Terroir – La gastronomie

La Poule noire « La Flèche »
La poule noire « La Flèche » doit sa réputation à la finesse de sa chair. Cette volaille vient d’une très ancienne race avicole française dont on relève les traces dès le XVe siècle. Originaire des cantons de La Flèche et de Malicorne, elle a peuplé durant des siècles les fermes sarthoises, contribuant ainsi à la prospérité des cultivateurs et éleveurs du Maine et de l’Anjou.
La chair de ce gallinacé est à ce point délicieuse qu’elle fit autrefois la renommée de La Flèche.
Dotée d’un plumage noir et d’une double crête en forme de corne, cette volaille est une race bien à part. Par ailleurs, on sait qu’en 1831, il se vendait sur le marché de La Flèche le mercredi, automne et hiver, une quantité prodigieuse de poulardes, dont les marchands du Mans achetaient la plus grande partie afin de les envoyer à Paris sous le nom de « poularde du Mans » !
Après avoir quasiment disparu, l’élevage de cette volaille a repris ; on la retrouve dans les fermes traditionnelles, sur les marchés et sur les bonnes tables familiales.
Tourisme en Pays Flèchois –
Les douceurs sucrées
Quant aux douceurs plus sucrées, vous succomberez certainement à la tentation en goûtant quelques macarons aromatisés au citron, au café, ou encore à la rose ou la violette ; un chocolat dénommé le Prytanéen, en référence au Prytanée National Militaire, (petit chocolat savoureux augoût de praliné avec de la nougatine finement concassée) ou encore les Fiches (confiserie en forme de pieux au chocolat noir, chocolat orange et nougatine finement concassée) raviront tout autant vos papilles !

Le Jasnières
Produit sur les coteaux du Loir et de l’Anjou, le vin de Jasnières, aux notes miellées, est celui qui sied le mieux à la dégustation des rillettes de porc.

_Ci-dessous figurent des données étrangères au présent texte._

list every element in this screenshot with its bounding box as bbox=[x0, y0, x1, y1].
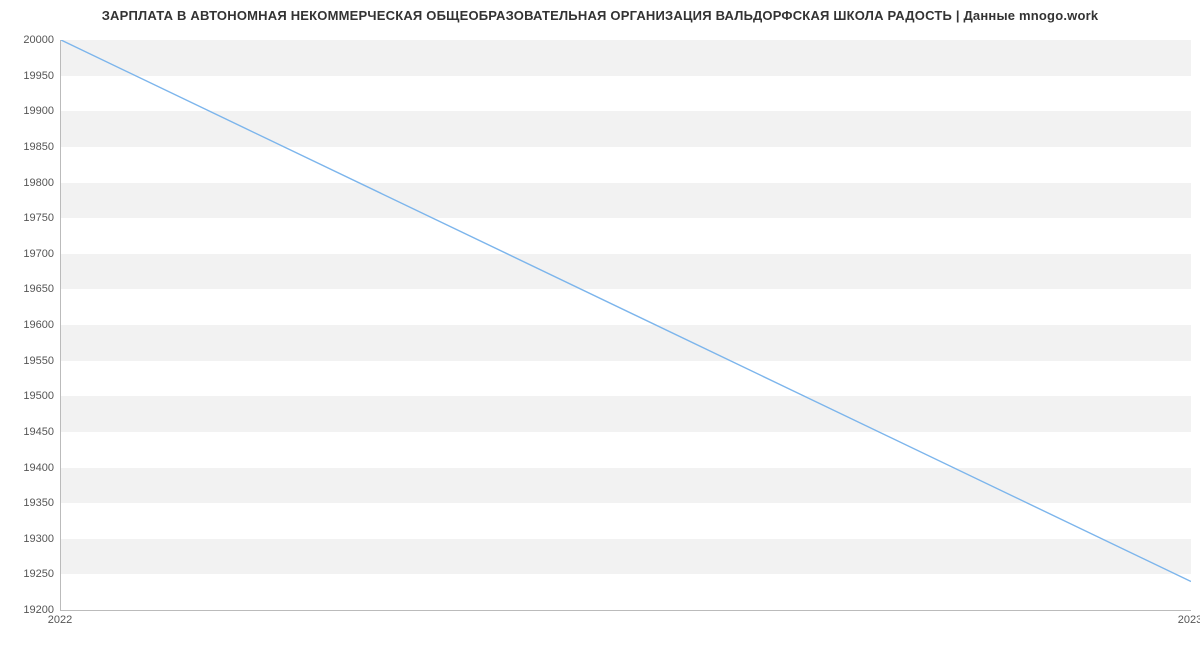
y-tick-label: 19850 bbox=[2, 141, 54, 153]
y-tick-label: 19350 bbox=[2, 497, 54, 509]
y-tick-label: 19200 bbox=[2, 604, 54, 616]
chart-title: ЗАРПЛАТА В АВТОНОМНАЯ НЕКОММЕРЧЕСКАЯ ОБЩ… bbox=[0, 8, 1200, 23]
y-tick-label: 19600 bbox=[2, 319, 54, 331]
x-tick-label: 2023 bbox=[1178, 614, 1200, 626]
y-tick-label: 19800 bbox=[2, 177, 54, 189]
series-line bbox=[61, 40, 1191, 582]
y-tick-label: 19450 bbox=[2, 426, 54, 438]
x-tick-label: 2022 bbox=[48, 614, 72, 626]
y-tick-label: 19650 bbox=[2, 283, 54, 295]
plot-area bbox=[60, 40, 1191, 611]
y-tick-label: 19500 bbox=[2, 390, 54, 402]
y-tick-label: 19750 bbox=[2, 212, 54, 224]
series-line-layer bbox=[61, 40, 1191, 610]
y-tick-label: 19250 bbox=[2, 568, 54, 580]
chart-container: ЗАРПЛАТА В АВТОНОМНАЯ НЕКОММЕРЧЕСКАЯ ОБЩ… bbox=[0, 0, 1200, 650]
y-tick-label: 19700 bbox=[2, 248, 54, 260]
y-tick-label: 19400 bbox=[2, 462, 54, 474]
y-tick-label: 19900 bbox=[2, 105, 54, 117]
y-tick-label: 19550 bbox=[2, 355, 54, 367]
y-tick-label: 19300 bbox=[2, 533, 54, 545]
y-tick-label: 19950 bbox=[2, 70, 54, 82]
y-tick-label: 20000 bbox=[2, 34, 54, 46]
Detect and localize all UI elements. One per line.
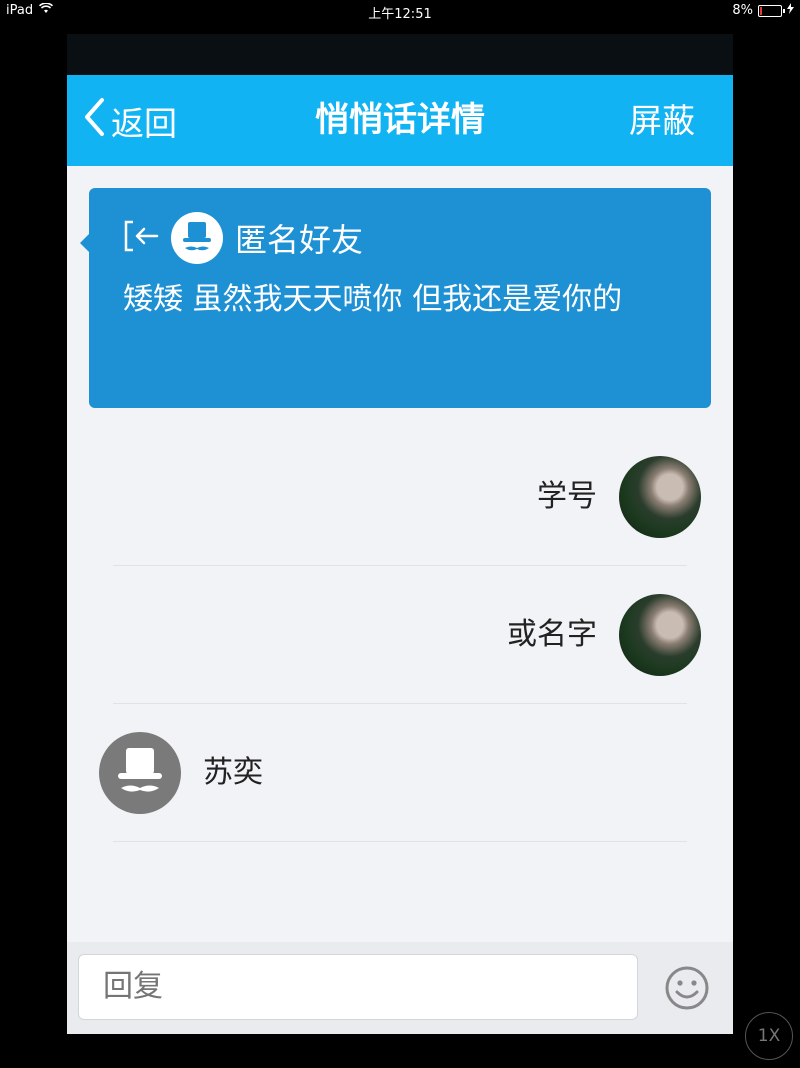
message-text: 矮矮 虽然我天天喷你 但我还是爱你的 (123, 282, 623, 317)
message-card: 匿名好友 矮矮 虽然我天天喷你 但我还是爱你的 (80, 188, 711, 408)
message-header: 匿名好友 (123, 212, 363, 264)
emoji-icon[interactable] (664, 965, 710, 1011)
reply-text: 学号 (537, 479, 597, 514)
battery-icon (758, 4, 785, 17)
charging-icon (787, 3, 794, 18)
list-item[interactable]: 或名字 (67, 566, 733, 704)
sender-name: 匿名好友 (235, 221, 364, 259)
reply-text: 苏奕 (203, 755, 263, 790)
incoming-arrow-icon (123, 219, 159, 257)
list-item[interactable]: 苏奕 (67, 704, 733, 842)
reply-bar (67, 942, 733, 1034)
nav-bar: 返回 悄悄话详情 屏蔽 (67, 75, 733, 166)
photo-avatar[interactable] (619, 594, 701, 676)
app-window: 返回 悄悄话详情 屏蔽 匿名好友 矮矮 虽然我天天喷你 但我还是爱你的 学号 或… (67, 34, 733, 1034)
clock: 上午12:51 (368, 7, 432, 22)
photo-avatar[interactable] (619, 456, 701, 538)
status-bar: iPad 上午12:51 8% (0, 0, 800, 22)
list-item[interactable]: 学号 (67, 428, 733, 566)
battery-percent: 8% (732, 3, 753, 18)
block-button[interactable]: 屏蔽 (629, 75, 695, 166)
anonymous-avatar-icon (171, 212, 223, 264)
zoom-toggle-button[interactable]: 1X (745, 1012, 793, 1060)
anonymous-avatar-icon[interactable] (99, 732, 181, 814)
reply-input[interactable] (78, 954, 638, 1020)
app-status-strip (67, 34, 733, 75)
status-right: 8% (732, 3, 794, 18)
reply-text: 或名字 (507, 617, 597, 652)
divider (113, 841, 687, 842)
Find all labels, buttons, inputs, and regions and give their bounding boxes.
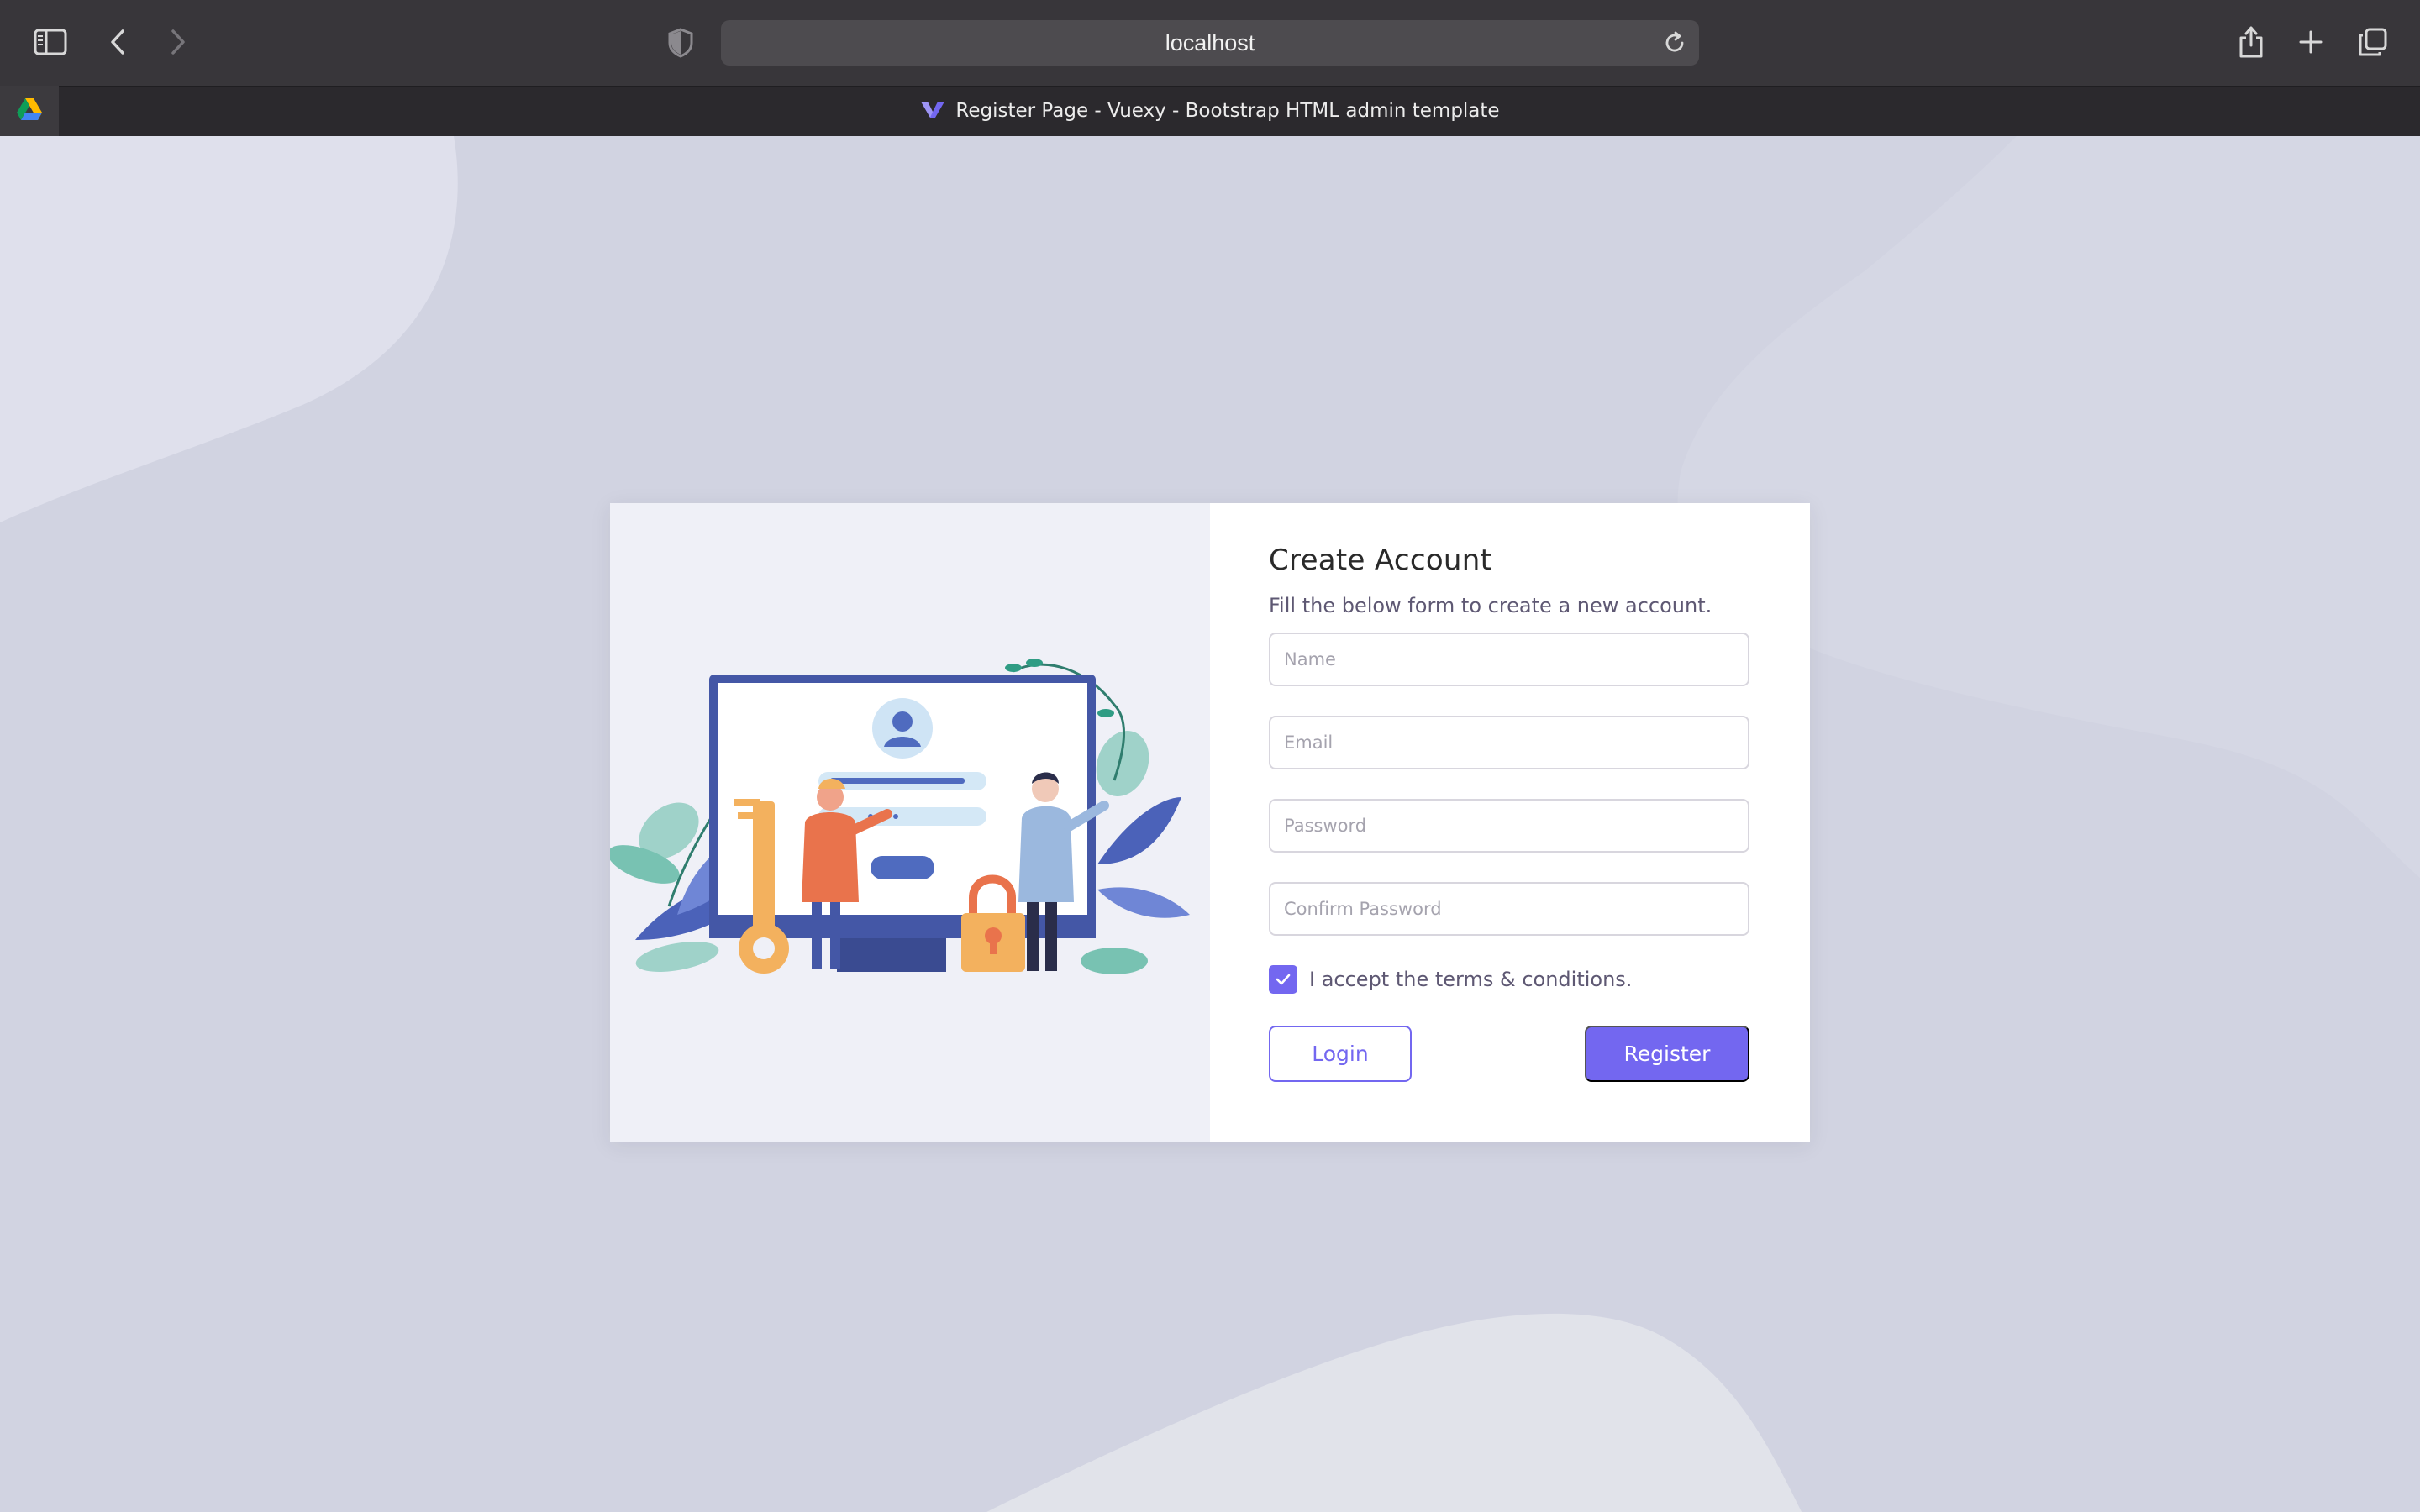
background-shape-top-left: [0, 136, 458, 522]
password-input[interactable]: [1269, 799, 1749, 853]
active-tab[interactable]: Register Page - Vuexy - Bootstrap HTML a…: [0, 86, 2420, 136]
tab-overview-icon[interactable]: [2356, 25, 2390, 59]
register-card: Create Account Fill the below form to cr…: [608, 503, 1810, 1142]
terms-checkbox[interactable]: [1269, 965, 1297, 994]
vuexy-logo-icon: [920, 100, 945, 123]
email-input[interactable]: [1269, 716, 1749, 769]
checkmark-icon: [1276, 974, 1291, 985]
terms-label[interactable]: I accept the terms & conditions.: [1309, 968, 1632, 991]
background-shape-bottom: [986, 1313, 1802, 1512]
back-icon[interactable]: [104, 25, 131, 59]
forward-icon[interactable]: [165, 25, 192, 59]
illustration-panel: [608, 503, 1210, 1142]
tab-title: Register Page - Vuexy - Bootstrap HTML a…: [955, 100, 1500, 122]
register-button[interactable]: Register: [1585, 1026, 1749, 1082]
confirm-password-input[interactable]: [1269, 882, 1749, 936]
reload-icon[interactable]: [1662, 30, 1687, 55]
new-tab-icon[interactable]: [2296, 25, 2326, 59]
url-text: localhost: [1165, 30, 1255, 55]
terms-row: I accept the terms & conditions.: [1269, 965, 1751, 994]
register-form: Create Account Fill the below form to cr…: [1210, 503, 1810, 1142]
register-illustration: [608, 659, 1190, 974]
name-input[interactable]: [1269, 633, 1749, 686]
share-icon[interactable]: [2235, 24, 2267, 60]
login-button[interactable]: Login: [1269, 1026, 1412, 1082]
browser-toolbar: localhost: [0, 0, 2420, 86]
button-row: Login Register: [1269, 1026, 1749, 1082]
page-title: Create Account: [1269, 543, 1492, 577]
shield-icon[interactable]: [666, 27, 696, 59]
page-background: Create Account Fill the below form to cr…: [0, 136, 2420, 1512]
form-subtitle: Fill the below form to create a new acco…: [1269, 594, 1712, 617]
sidebar-icon[interactable]: [32, 25, 69, 59]
address-bar[interactable]: localhost: [721, 20, 1699, 66]
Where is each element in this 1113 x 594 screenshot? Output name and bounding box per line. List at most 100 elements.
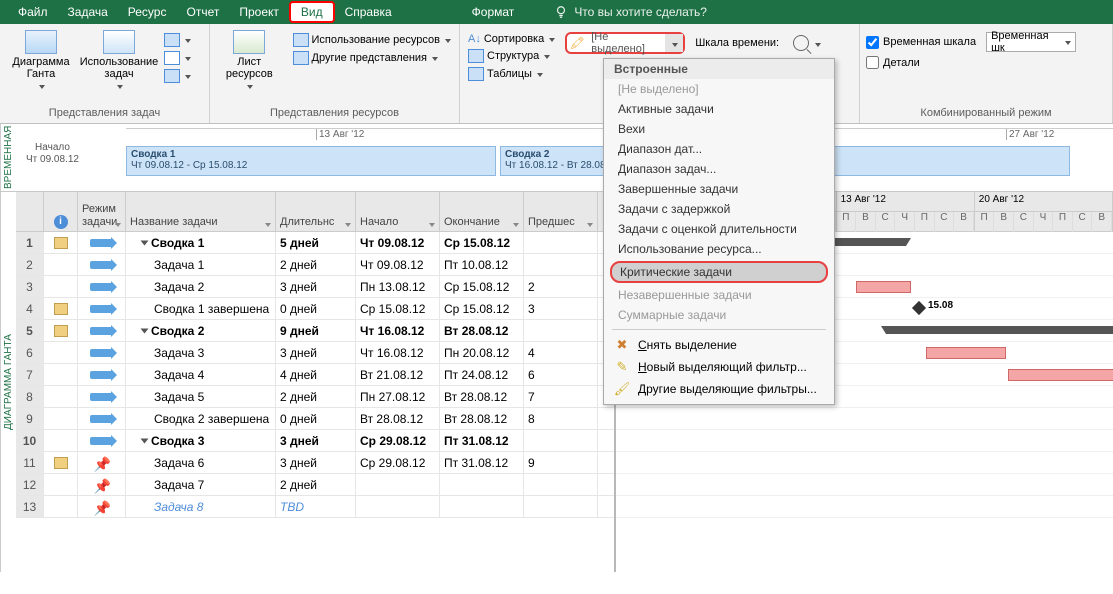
row-name[interactable]: Сводка 1 завершена xyxy=(126,298,276,319)
row-start[interactable]: Вт 28.08.12 xyxy=(356,408,440,429)
dropdown-option[interactable]: Диапазон дат... xyxy=(604,139,834,159)
dropdown-option[interactable]: Критические задачи xyxy=(610,261,828,283)
row-info[interactable] xyxy=(44,430,78,451)
menu-resource[interactable]: Ресурс xyxy=(118,1,177,23)
tables-button[interactable]: Таблицы xyxy=(466,66,557,82)
sort-button[interactable]: A↓Сортировка xyxy=(466,32,557,46)
menu-project[interactable]: Проект xyxy=(229,1,289,23)
row-start[interactable]: Ср 15.08.12 xyxy=(356,298,440,319)
row-start[interactable]: Чт 16.08.12 xyxy=(356,320,440,341)
row-info[interactable] xyxy=(44,254,78,275)
tell-me[interactable]: Что вы хотите сделать? xyxy=(554,5,707,19)
row-index[interactable]: 5 xyxy=(16,320,44,341)
row-name[interactable]: Задача 6 xyxy=(126,452,276,473)
row-index[interactable]: 12 xyxy=(16,474,44,495)
gantt-chart-button[interactable]: Диаграмма Ганта xyxy=(6,28,76,94)
row-predecessors[interactable] xyxy=(524,232,598,253)
row-name[interactable]: Задача 4 xyxy=(126,364,276,385)
dropdown-option[interactable]: Диапазон задач... xyxy=(604,159,834,179)
collapse-icon[interactable] xyxy=(141,328,149,333)
row-finish[interactable]: Пт 31.08.12 xyxy=(440,452,524,473)
row-info[interactable] xyxy=(44,386,78,407)
col-duration[interactable]: Длительнс xyxy=(276,192,356,231)
row-predecessors[interactable] xyxy=(524,496,598,517)
row-finish[interactable]: Пт 31.08.12 xyxy=(440,430,524,451)
col-info[interactable]: i xyxy=(44,192,78,231)
task-row[interactable]: 5 Сводка 29 днейЧт 16.08.12Вт 28.08.12 xyxy=(16,320,614,342)
row-mode[interactable]: 📌 xyxy=(78,496,126,517)
row-start[interactable]: Пн 27.08.12 xyxy=(356,386,440,407)
row-mode[interactable] xyxy=(78,254,126,275)
timeline-view-combo[interactable]: Временная шк xyxy=(986,32,1076,52)
row-start[interactable]: Чт 09.08.12 xyxy=(356,254,440,275)
task-row[interactable]: 9Сводка 2 завершена0 днейВт 28.08.12Вт 2… xyxy=(16,408,614,430)
task-row[interactable]: 4Сводка 1 завершена0 днейСр 15.08.12Ср 1… xyxy=(16,298,614,320)
row-duration[interactable]: 3 дней xyxy=(276,276,356,297)
row-index[interactable]: 9 xyxy=(16,408,44,429)
row-predecessors[interactable]: 9 xyxy=(524,452,598,473)
network-diagram-button[interactable] xyxy=(162,32,193,48)
row-predecessors[interactable]: 2 xyxy=(524,276,598,297)
row-mode[interactable] xyxy=(78,342,126,363)
row-start[interactable]: Ср 29.08.12 xyxy=(356,430,440,451)
row-duration[interactable]: 2 дней xyxy=(276,254,356,275)
chevron-down-icon[interactable] xyxy=(665,34,683,52)
menu-report[interactable]: Отчет xyxy=(176,1,229,23)
row-index[interactable]: 13 xyxy=(16,496,44,517)
row-start[interactable]: Вт 21.08.12 xyxy=(356,364,440,385)
task-row[interactable]: 10Сводка 33 днейСр 29.08.12Пт 31.08.12 xyxy=(16,430,614,452)
col-start[interactable]: Начало xyxy=(356,192,440,231)
row-index[interactable]: 2 xyxy=(16,254,44,275)
row-finish[interactable] xyxy=(440,496,524,517)
row-finish[interactable]: Вт 28.08.12 xyxy=(440,320,524,341)
task-row[interactable]: 12📌Задача 72 дней xyxy=(16,474,614,496)
row-name[interactable]: Задача 3 xyxy=(126,342,276,363)
row-duration[interactable]: 0 дней xyxy=(276,408,356,429)
row-info[interactable] xyxy=(44,452,78,473)
row-name[interactable]: Сводка 3 xyxy=(126,430,276,451)
task-row[interactable]: 6Задача 33 днейЧт 16.08.12Пн 20.08.124 xyxy=(16,342,614,364)
task-row[interactable]: 7Задача 44 днейВт 21.08.12Пт 24.08.126 xyxy=(16,364,614,386)
row-start[interactable]: Ср 29.08.12 xyxy=(356,452,440,473)
row-duration[interactable]: TBD xyxy=(276,496,356,517)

Vignoble d’environ soixante-dix hectares, à cheval sur les communes de Lhomme et de Ruillé-sur-Loir, il est considéré comme la perle blanche du Loir.
Les vignes sont plantées sur des coteaux caillouteux, riches en argile à silex et exposés plein sud. Un peu austère, le jeune Jasnières n’acquiert sa plénitude et sa belle couleur dorée, ses arômes de tilleul, de coing et de miel qu’avec le vieillissement.
D’ailleurs, Henri IV, grand amateur de chair avait tellement apprécié ce vin qu’il s’en fit livrer au château de Saint-Germain-en-Laye, sans doute pour accompagner la poule au pot dominicale.